'El Wingador,' Philly eating champ, busted for cocaine
New Jersey state police say William T. Simmons is charged with distribution after a traffic stop allegedly yielded $8,000 in coke and $4,000 in cash.
The man who put Philadelphia on the map in the world of competitive eating has allegedly been caught up in another compulsive habit: cocaine dealing.
William "Bill" Simmons, 50, who at one point earlier last decade had won four straight Wing Bowls, was pulled over Friday in Harrison Township, N.J., and busted for allegedly possessing a large quantity of powder cocaine, according to a release by the N.J. state police this afternoon.
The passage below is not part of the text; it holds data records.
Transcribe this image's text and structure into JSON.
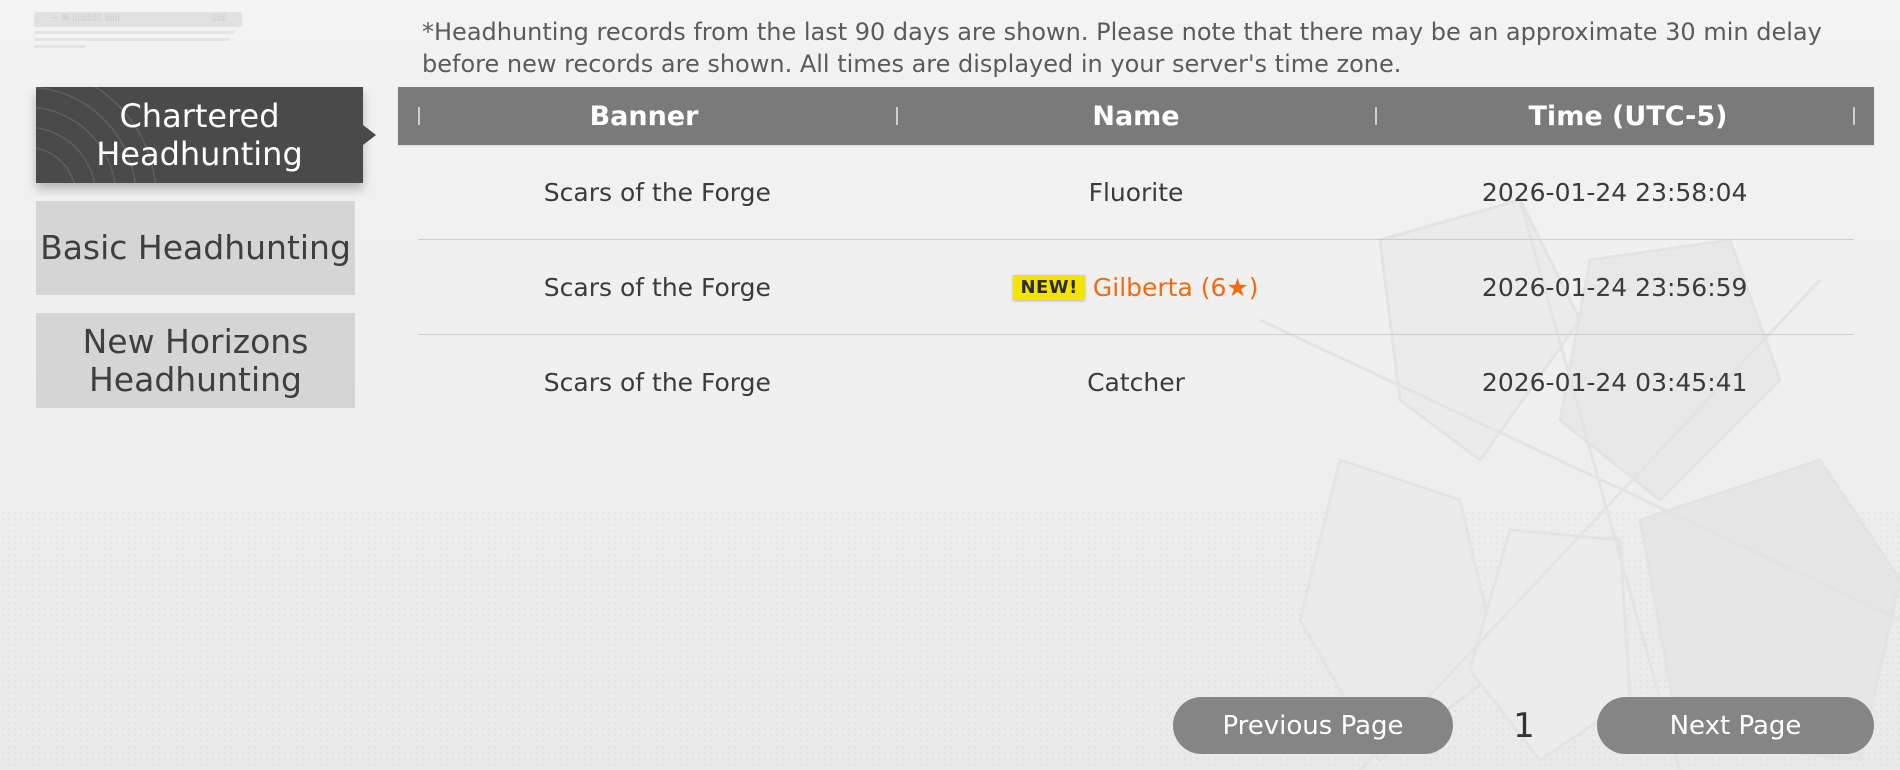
{
  "header": {
    "faint_title": "— ⊞ ▯▯▯▯▯▯ ▯▯▯",
    "faint_badge": "▯▯▯"
  },
  "sidebar": {
    "items": [
      {
        "label_line1": "Chartered",
        "label_line2": "Headhunting",
        "active": true
      },
      {
        "label_line1": "Basic Headhunting",
        "label_line2": "",
        "active": false
      },
      {
        "label_line1": "New Horizons",
        "label_line2": "Headhunting",
        "active": false
      }
    ]
  },
  "notice": "*Headhunting records from the last 90 days are shown. Please note that there may be an approximate 30 min delay before new records are shown. All times are displayed in your server's time zone.",
  "table": {
    "headers": [
      "Banner",
      "Name",
      "Time (UTC-5)"
    ],
    "rows": [
      {
        "banner": "Scars of the Forge",
        "name": "Fluorite",
        "badge": "",
        "time": "2026-01-24 23:58:04",
        "rare": false
      },
      {
        "banner": "Scars of the Forge",
        "name": "Gilberta (6★)",
        "badge": "NEW!",
        "time": "2026-01-24 23:56:59",
        "rare": true
      },
      {
        "banner": "Scars of the Forge",
        "name": "Catcher",
        "badge": "",
        "time": "2026-01-24 03:45:41",
        "rare": false
      }
    ]
  },
  "pagination": {
    "prev_label": "Previous Page",
    "page": "1",
    "next_label": "Next Page"
  },
  "colors": {
    "active_tab_bg": "#4a4a4a",
    "inactive_tab_bg": "#d5d5d5",
    "table_header_bg": "#7a7a7a",
    "rare_name": "#f26a12",
    "new_badge_bg": "#f5e400",
    "page_button_bg": "#858585"
  }
}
More details from the press release:
New Jersey State Police detectives arrested William T. Simmons, 50, of Woodbury Heights on Friday evening, June 15, for drug distribution. Troopers stopped Simmons in Harrison Township as he was driving his 2010 Kia Soul. A search of Simmons and his vehicle uncovered approximately $8,000 worth of powdered cocaine and more than $4,000 in cash.
Immediately following the arrest, troopers and investigators from the Gloucester County Prosecutor’s Office executed search warrants at two Woodbury Heights residences related to Simmons.
Simmons was charged with 1st degree distribution of drugs and placed in Gloucester County jail in default of $100,000 full cash bail.
William Simmons is locally known for winning the Wing Bowl, a Philadelphia chicken wing eating contest in which he competed using the name “El Wingador.” The Kia Soul Simmons was driving was decorated with a vehicle wrap heralding that moniker. That car was seized pending forfeiture.
“It is regrettable that Mr. Simmons’ notoriety has taken a negative turn. However, the Gloucester County Prosecutor’s Office works closely with other law enforcement agencies to stop the significant distribution of controlled dangerous substances that is reflected in the charges against him,” said Gloucester County Prosecutor Sean F. Dalton.
The investigation was a cooperative effort between the State Police Drug Trafficking South Unit and the Gloucester County Prosecutor’s Office. Detective Anthony Zoppina was the lead detective for the State Police.